The Breaktime Bakery: An Ongoing Story of Creative Neighborhood Engagement
August 3, 2012 Leave a comment
Wayne Squires-PiNT
The Breaktime Bakery is a youth entrepreneurship program of New City Neighbors,a small nonprofit located in the Creston neighborhood of Grand Rapids, MI. For seven weeks each summer, 12-15 Jr. High School students in the neighborhood are taught basic job skills that increase their chances of succeeding in the work place. A video highlighting this effort can be seen on the CFA website.
The emergence and development of this bakery is, in many ways, a typical story of Partners in Neighborhood Transformation, a regional coaching/training ministry that assists community leaders and organizations in the implementation of asset-based principles and practices. Several years ago, a PiNT coach guided Fourth Reformed Church through a neighborhood discovery process that resulted in a community-oriented action plan. The action plan linked a strong youth ministry at Fourth with neighborhood opportunities for youth development and included the formation of a new nonprofit focused on this linkage. As a result, New City Neighbors was established, with the bakery, a community garden, and an urban farm emerging as key strategies of engagement.
The sustained coaching involvement of PiNT (then the Equipping Church Network of Volunteers in Service) remains in the background, but the presence of those who are skilled in ABCD training, coaching, mentoring, and facilitation has helped create a neighborhood environment of collaboration and participation. This has led to residents and organizational leaders taking greater responsibility for the development of neighborhood youth and the improvement of physical places.
The Breaktime Bakery recently inaugurated its 7th season. As PiNT Coach, I recently sat down with Eric Schalk, Executive Director of New City Neighbors and Leader of Breaktime, to get an update of progress. Eric reports the bakery continues to build participants’ self-confidence and gives a positive trajectory to many individual stories. Nearly 60 local students have been involved over the years, and most have graduated from High School (or are “on track” to graduate). Several have sustained relationships with Eric and other mentors, and some have gone on to local culinary schools to hone their skills and passion for preparing good, fresh food(s).

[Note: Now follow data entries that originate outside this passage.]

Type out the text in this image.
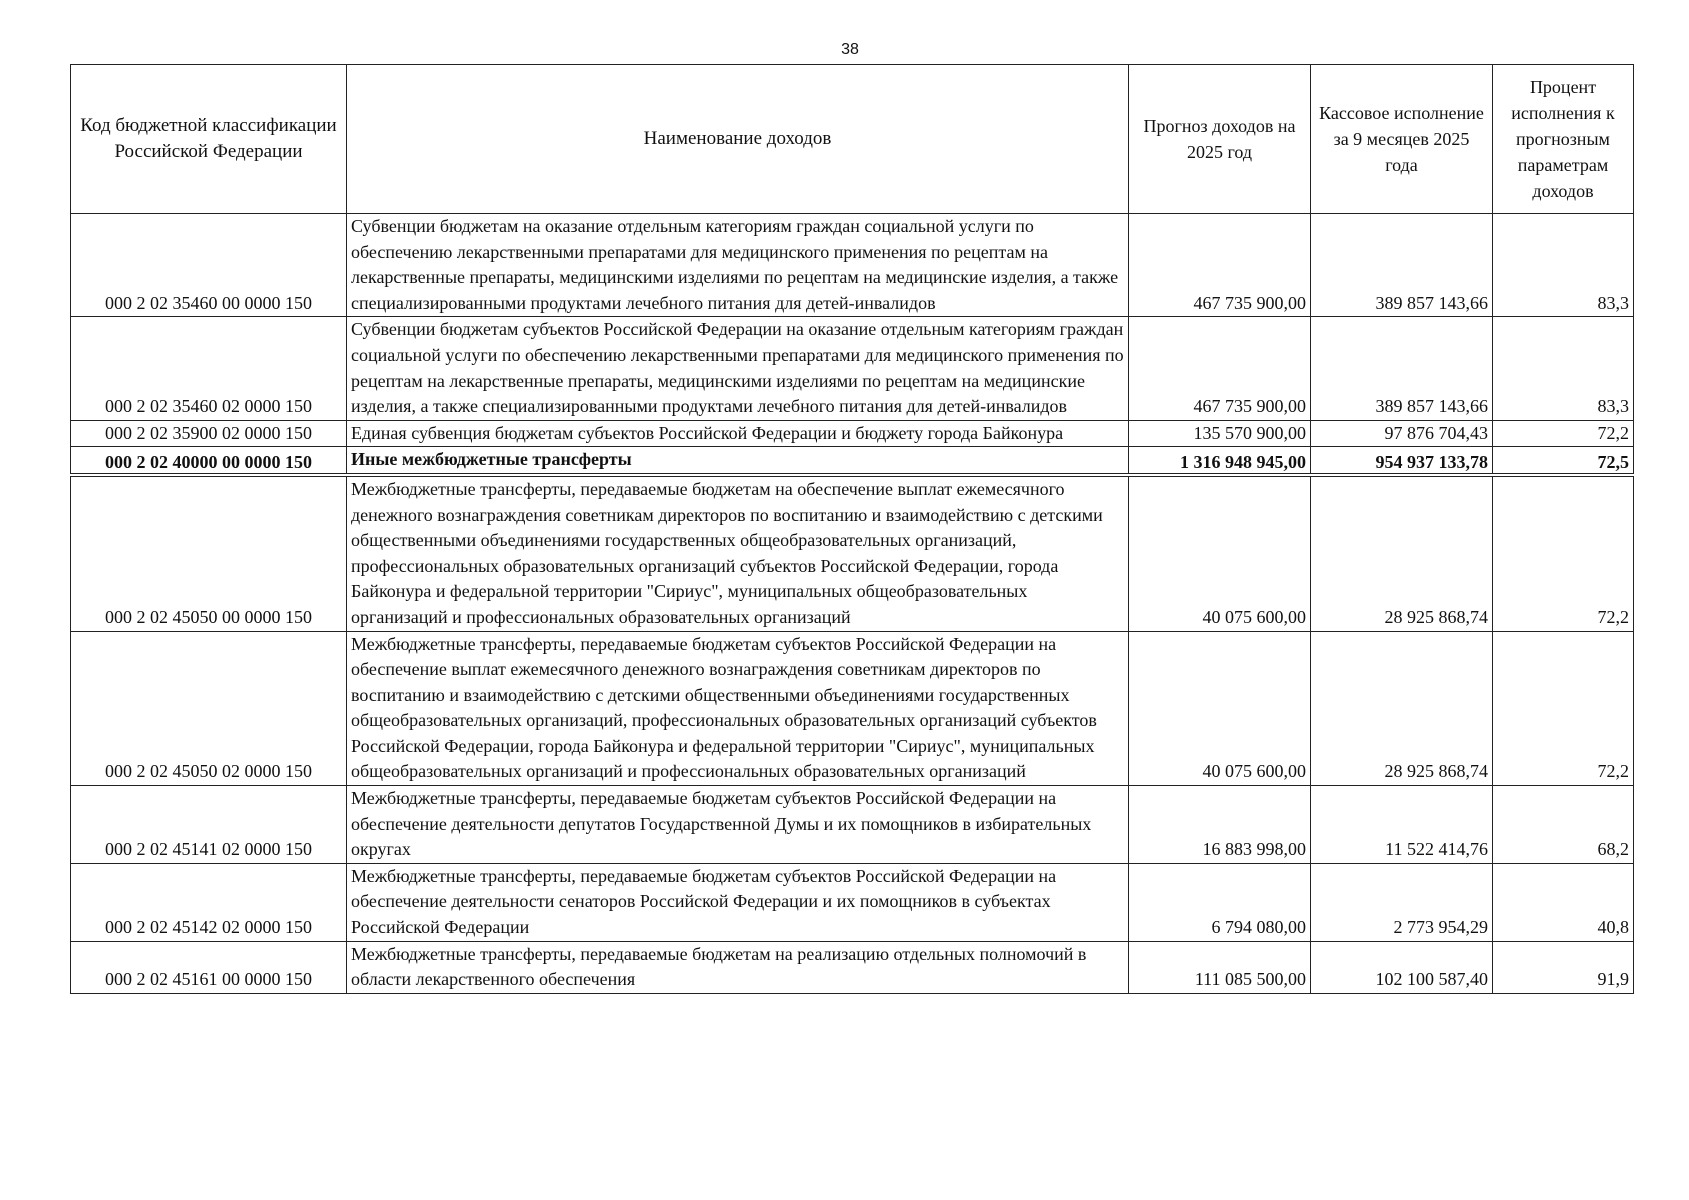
38
Код бюджетной классификации Российской Федерации	Наименование доходов	Прогноз доходов на 2025 год	Кассовое исполнение за 9 месяцев 2025 года	Процент исполнения к прогнозным параметрам доходов
000 2 02 35460 00 0000 150	Субвенции бюджетам на оказание отдельным категориям граждан социальной услуги по обеспечению лекарственными препаратами для медицинского применения по рецептам на лекарственные препараты, медицинскими изделиями по рецептам на медицинские изделия, а также специализированными продуктами лечебного питания для детей-инвалидов	467 735 900,00	389 857 143,66	83,3
000 2 02 35460 02 0000 150	Субвенции бюджетам субъектов Российской Федерации на оказание отдельным категориям граждан социальной услуги по обеспечению лекарственными препаратами для медицинского применения по рецептам на лекарственные препараты, медицинскими изделиями по рецептам на медицинские изделия, а также специализированными продуктами лечебного питания для детей-инвалидов	467 735 900,00	389 857 143,66	83,3
000 2 02 35900 02 0000 150	Единая субвенция бюджетам субъектов Российской Федерации и бюджету города Байконура	135 570 900,00	97 876 704,43	72,2
000 2 02 40000 00 0000 150	Иные межбюджетные трансферты	1 316 948 945,00	954 937 133,78	72,5
000 2 02 45050 00 0000 150	Межбюджетные трансферты, передаваемые бюджетам на обеспечение выплат ежемесячного денежного вознаграждения советникам директоров по воспитанию и взаимодействию с детскими общественными объединениями государственных общеобразовательных организаций, профессиональных образовательных организаций субъектов Российской Федерации, города Байконура и федеральной территории "Сириус", муниципальных общеобразовательных организаций и профессиональных образовательных организаций	40 075 600,00	28 925 868,74	72,2
000 2 02 45050 02 0000 150	Межбюджетные трансферты, передаваемые бюджетам субъектов Российской Федерации на обеспечение выплат ежемесячного денежного вознаграждения советникам директоров по воспитанию и взаимодействию с детскими общественными объединениями государственных общеобразовательных организаций, профессиональных образовательных организаций субъектов Российской Федерации, города Байконура и федеральной территории "Сириус", муниципальных общеобразовательных организаций и профессиональных образовательных организаций	40 075 600,00	28 925 868,74	72,2
000 2 02 45141 02 0000 150	Межбюджетные трансферты, передаваемые бюджетам субъектов Российской Федерации на обеспечение деятельности депутатов Государственной Думы и их помощников в избирательных округах	16 883 998,00	11 522 414,76	68,2
000 2 02 45142 02 0000 150	Межбюджетные трансферты, передаваемые бюджетам субъектов Российской Федерации на обеспечение деятельности сенаторов Российской Федерации и их помощников в субъектах Российской Федерации	6 794 080,00	2 773 954,29	40,8
000 2 02 45161 00 0000 150	Межбюджетные трансферты, передаваемые бюджетам на реализацию отдельных полномочий в области лекарственного обеспечения	111 085 500,00	102 100 587,40	91,9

The challenge of imparting basic skills (i.e. measuring food ingredients for recipes), teaching teamwork, and dealing with conflict is an annual reality, but the involvement of parents and other neighborhood stakeholders has helped meet this challenge and build greater capacity for good work. Connections have been made to the community garden and urban farm so that locally grown items are used in many of the baking goods and five high school students are being employed as a key step toward a trade school or college education. The presence of a college intern and volunteer mentors has strengthened relational trust and program efficiency. Parents and neighbors and local stakeholders purchase enough baked goods to ensure a good-sized net profit at the end of the seven weeks.
Eric is already thinking not only of implementing future improvements but also of fulfilling significant hopes and dreams. Improvements include developing more mentors for follow-up interaction and providing more structure/resources for job skills training. Dreams include a big increase in bakery participants, a year-round effort that provides employment for neighborhood youth and adults, and the purchase of a retail space in the Creston business district. Who knows how long it will take for these hopes to be translated into actual circumstances? However, one can be assured that PiNT will be a supportive, encouraging presence to Eric and his team at New City Neighbors as they seek to identify and develop the assets, gifts, and skills of those in their community.